Est-ce que vous avez, vous aussi, l’angoisse de la page blanche ?

[question adressée par Hélène M., région de Berne]

 

Ah là, là, chère Hélène, pour le coup, votre question est vraiment une question qui tue, ou qui me tue, disons. N’y voyez aucune méchanceté de ma part à votre égard, plutôt un clin d’œil. On m’adresse souvent cette demande lors des rencontres publiques, et si j’ai lancé cette rubrique, c’est aussi dans l’espoir qu’en empoignant par écrit certaines de ces Questions qui tuent > je n’aurai plus à y revenir par oral à l’avenir.
Naïve ? Je vous laisse conclure…

J’ignore d’où vient cette histoire de page blanche.
Elle a sans doute été ressassée par des gens qui prennent volontiers des poses d’écrivain. Tant de clichés ridicules, alignés comme des troufions lors d’une visite d’inspection : écriture la nuit, après de grosses journées au boulot, bouteille de whisky à portée de main, désespoir métaphysique, visions fulgurantes, ouvrage cent fois remis sur le métier (alors que, dans de nombreux cas, il ne l’a visiblement pas même été deux fois…) bref,  jouer à l’ « écrivain », c’est vraiment tout un folklore !

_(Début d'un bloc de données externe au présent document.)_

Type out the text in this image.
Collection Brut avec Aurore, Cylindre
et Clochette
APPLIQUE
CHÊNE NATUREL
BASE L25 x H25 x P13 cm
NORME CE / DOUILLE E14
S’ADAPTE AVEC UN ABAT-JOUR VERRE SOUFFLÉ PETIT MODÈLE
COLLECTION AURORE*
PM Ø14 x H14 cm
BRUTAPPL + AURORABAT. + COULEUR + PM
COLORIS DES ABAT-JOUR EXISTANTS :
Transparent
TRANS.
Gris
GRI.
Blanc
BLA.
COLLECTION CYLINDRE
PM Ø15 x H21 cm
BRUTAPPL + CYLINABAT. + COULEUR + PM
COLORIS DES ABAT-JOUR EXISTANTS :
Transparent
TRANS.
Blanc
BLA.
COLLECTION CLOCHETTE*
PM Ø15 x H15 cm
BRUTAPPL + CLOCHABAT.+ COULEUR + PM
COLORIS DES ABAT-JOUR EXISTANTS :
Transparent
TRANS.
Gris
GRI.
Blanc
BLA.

Ça me fait penser à ces artistes qui continuent à répéter, la bouche illuminée, des choses comme « oh vous savez, moi, ce que je fais, c’est pas du tout un travail, pas-du-tout-du-tout, c’est une telle passion, vous comprenez ? ». 
Ce sont des rengaines comme celles-ci qui contribuent, à mon humble avis, à faire perdurer au sein de l’opinion publique l’idée que le travail de création artistique relève, au mieux, de l’inspiration subite (on l’a ou on ne l’a pas), du hasard heureux, de l’acte spontané, du don (forcément inné), quand il ne ressort pas de la fainéantise, doublée d’une incapacité totale à travailler pour de vrai et à faire face à des responsabilités.

J’ignore tout de cette angoisse de la page blanche.
En revanche, j’ignore de moins en moins ce qu’implique le fait d’écrire de la littérature.
J’éprouve plutôt, voyez-vous, une sorte d’angoisse de la page noire. Si noire qu’il s’agit de l’éclaircir, par un travail incessant, accaparant, sur les mots, les phrases, le rythme, les enchaînements etc.
Autre grand souci : que tout reste vivant sur la durée. Pas sur une semaine, ni sur un mois. Sur des années de travail.
Vivant. Tel est le mot-clé.
Et puis, il y a la question de la concentration. Elle doit être totale. Cela mobilise beaucoup de forces, physiques et mentales, afin d’y être, à chaque fois. Dans le texte, je veux dire. Indépendamment de tout ce qui se passe, par ailleurs, dans sa propre vie. Alors le whisky au travail, Hélène, laissons-le dans l’armoire des clichés.
Une autre angoisse ? La poubelle. Vous savez, ce truc dans lequel on jette les déchets ? Hop ! le couvercle s’ouvre, et des semaines de travail s’y engouffrent. Après ça, il s’agit de rester aussi serein qu’un brave Bouddha.

L’écriture d’un roman relève, dans mon expérience, de l’aventure sur un terrain inconnu et qui le demeure jusqu’au bout, pour une grande part. L’enjeu consiste à laisser des personnages exister, à leur propre gré, et non à mon gré, à laisser des atmosphères se développer. La langue est un matériau vivant. L’écriture littéraire est donc un travail sur une matière qui change sans cesse.
Il s’agit de la laisser vivre, tout en la travaillant énormément, voilà le paradoxe.

À part ça, c’est une chance de pouvoir écrire.
Celle d’oser grimper sur le fil, d’écarter les bras, et de commencer la traversée.

Je vous souhaite de faire de bonnes rencontres littéraires.

Une suggestion de lecture : La méthode Mila de Lydie Salvayre >
Un homme adepte de la rationalité, et du contrôle de sa vie par l’intellect, se retrouve à devoir prendre en charge sa vieille mère impotente. Médecin-psychiatre de formation, Lydie Salvayre met littéralement en scène dans ce texte le besoin que nous avons tous de nous échapper par la fiction et l’imagination, sans lesquelles notre vie n’aurait guère plus d’envergure qu’une notice d’utilisation pour un robot-aspirateur.